Perhaps my most vivid memory of him was at my F1 debut in Australia in 2005 (of course, I remember my first-ever F1 race as if it was yesterday). It was quite something to be on the same grid as the legendary Michael Schumacher and understandably I was a little unnerved. My recollection of the encounter is still crystal clear--as during the pre-event press-conference, a journalist had asked him, “What do you think about this rookie in the Jordan?” and he replied, “He’s doing a good job for them.” Coming from someone like Schumi, it was a massive inspiration to do even better!
As the weekend unfolded, it kept getting crazier. A lot of cars went off track in qualifying and in the end I managed to be 12th on the grid and Schumacher was only 18th (I had the advantage of completing my laps before the conditions changed drastically but it isn’t every day that you find yourself ahead of a seven-time world champion!) I went on to finish the race ahead of him as well, so it was quite a weekend.
Since then, I had plenty of opportunities to interact with him; he always remained extremely fit whether he was racing or not. He was also quite involved with his son Mick who had started go-karting a couple of years ago. The last time I had a long chat with him was during the 2012 Race of Champions in Bangkok.
Despite his obviously immense talent, he probably had the most exceptional work ethic of all F1 drivers of his time—which is what made him unbeatable. His extreme diligence and scrupulous attention to detail is something that any racing driver, or for that matter any other sportsperson, can learn from. I believe success always stays with you, irrespective of how your life turns out after you have achieved it. Schumacher will always be the most successful driver in the sport, a seven-time world champion, a fierce competitor. In the past, several others like Jim Clark, Jochen Rindt and Ayrton Senna too met tragic ends but still always remain champions of the sport. Real friends and fans are always there, even if they can’t really help you out when you are in a crisis. Admittedly, the percentage might be overwhelmingly small compared to when you’re in the limelight, but some support is always there. A racing driver doesn’t think about what would happen if the brakes fail at 300 kmph. A normal human will, as it’s a survival instinct. A racing driver is hardwired to not think of those worst-case scenarios, as it’ll hold you back from pushing your limits and going faster.

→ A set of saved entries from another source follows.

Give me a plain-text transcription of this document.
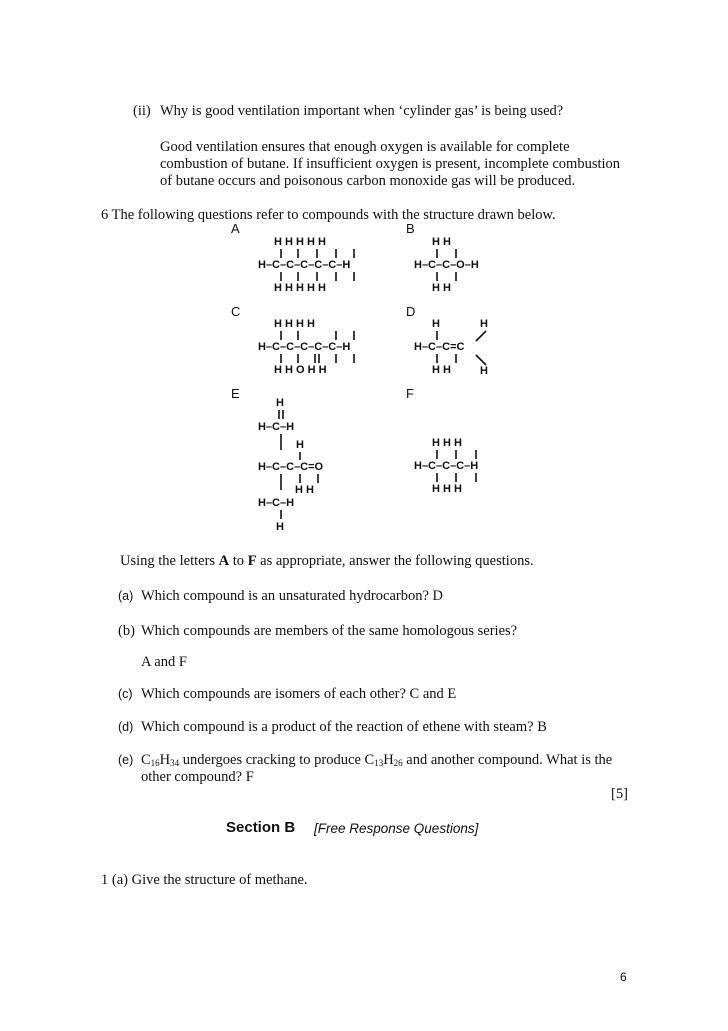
(ii) Why is good ventilation important when ‘cylinder gas’ is being used?
Good ventilation ensures that enough oxygen is available for complete
combustion of butane. If insufficient oxygen is present, incomplete combustion
of butane occurs and poisonous carbon monoxide gas will be produced.
6 The following questions refer to compounds with the structure drawn below.
A	B
C	D
E	F
H H H H H
H–C–C–C–C–C–H
H H H H H
H H
H–C–C–O–H
H H
H H H H
H–C–C–C–C–C–H
H H O H H
H	H
H–C–C=C
H H	H
H
H–C–H
H
H–C–C–C=O
H H
H–C–H
H
H H H
H–C–C–C–H
H H H
Using the letters A to F as appropriate, answer the following questions.
(a) Which compound is an unsaturated hydrocarbon? D
(b) Which compounds are members of the same homologous series?
A and F
(c) Which compounds are isomers of each other? C and E
(d) Which compound is a product of the reaction of ethene with steam? B
(e) $C_{16}H_{34}$ undergoes cracking to produce $C_{13}H_{26}$ and another compound. What is the
other compound? F
[5]
Section B [Free Response Questions]
1 (a) Give the structure of methane.
6
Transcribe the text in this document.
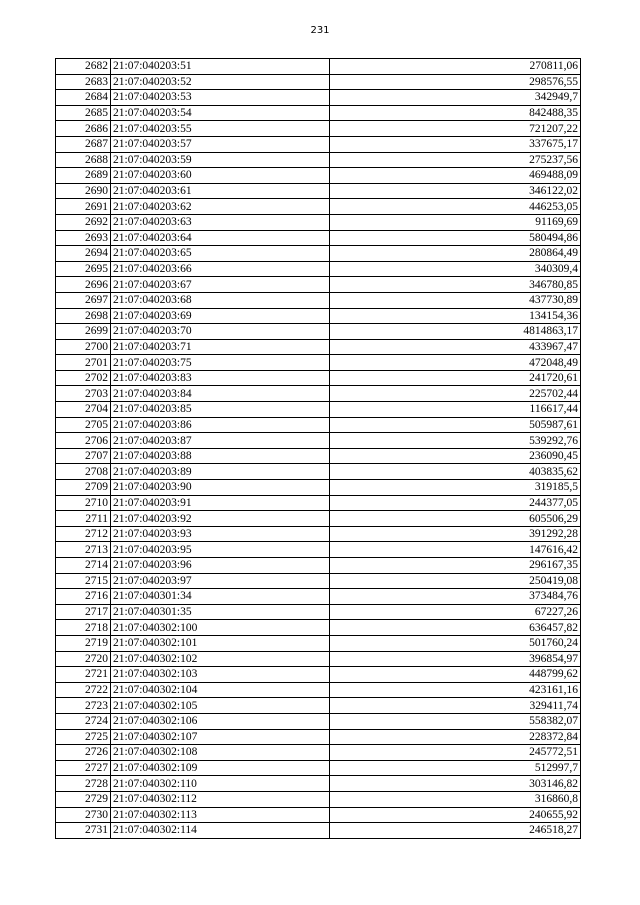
231
2682	21:07:040203:51	270811,06
2683	21:07:040203:52	298576,55
2684	21:07:040203:53	342949,7
2685	21:07:040203:54	842488,35
2686	21:07:040203:55	721207,22
2687	21:07:040203:57	337675,17
2688	21:07:040203:59	275237,56
2689	21:07:040203:60	469488,09
2690	21:07:040203:61	346122,02
2691	21:07:040203:62	446253,05
2692	21:07:040203:63	91169,69
2693	21:07:040203:64	580494,86
2694	21:07:040203:65	280864,49
2695	21:07:040203:66	340309,4
2696	21:07:040203:67	346780,85
2697	21:07:040203:68	437730,89
2698	21:07:040203:69	134154,36
2699	21:07:040203:70	4814863,17
2700	21:07:040203:71	433967,47
2701	21:07:040203:75	472048,49
2702	21:07:040203:83	241720,61
2703	21:07:040203:84	225702,44
2704	21:07:040203:85	116617,44
2705	21:07:040203:86	505987,61
2706	21:07:040203:87	539292,76
2707	21:07:040203:88	236090,45
2708	21:07:040203:89	403835,62
2709	21:07:040203:90	319185,5
2710	21:07:040203:91	244377,05
2711	21:07:040203:92	605506,29
2712	21:07:040203:93	391292,28
2713	21:07:040203:95	147616,42
2714	21:07:040203:96	296167,35
2715	21:07:040203:97	250419,08
2716	21:07:040301:34	373484,76
2717	21:07:040301:35	67227,26
2718	21:07:040302:100	636457,82
2719	21:07:040302:101	501760,24
2720	21:07:040302:102	396854,97
2721	21:07:040302:103	448799,62
2722	21:07:040302:104	423161,16
2723	21:07:040302:105	329411,74
2724	21:07:040302:106	558382,07
2725	21:07:040302:107	228372,84
2726	21:07:040302:108	245772,51
2727	21:07:040302:109	512997,7
2728	21:07:040302:110	303146,82
2729	21:07:040302:112	316860,8
2730	21:07:040302:113	240655,92
2731	21:07:040302:114	246518,27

I haven’t had the opportunity to visit Michael since his accident. I realise this is a very crucial, private time for him and his family as it has affected their lives in a completely unprecedented manner. It isn’t something that we can measure or fathom from our perspective. It’s an extremely unfortunate thing to happen, forced to exist in this world just only in the physical sense with no emotional connect whatsoever. My prayers will always be with him. I hope he recovers quickly.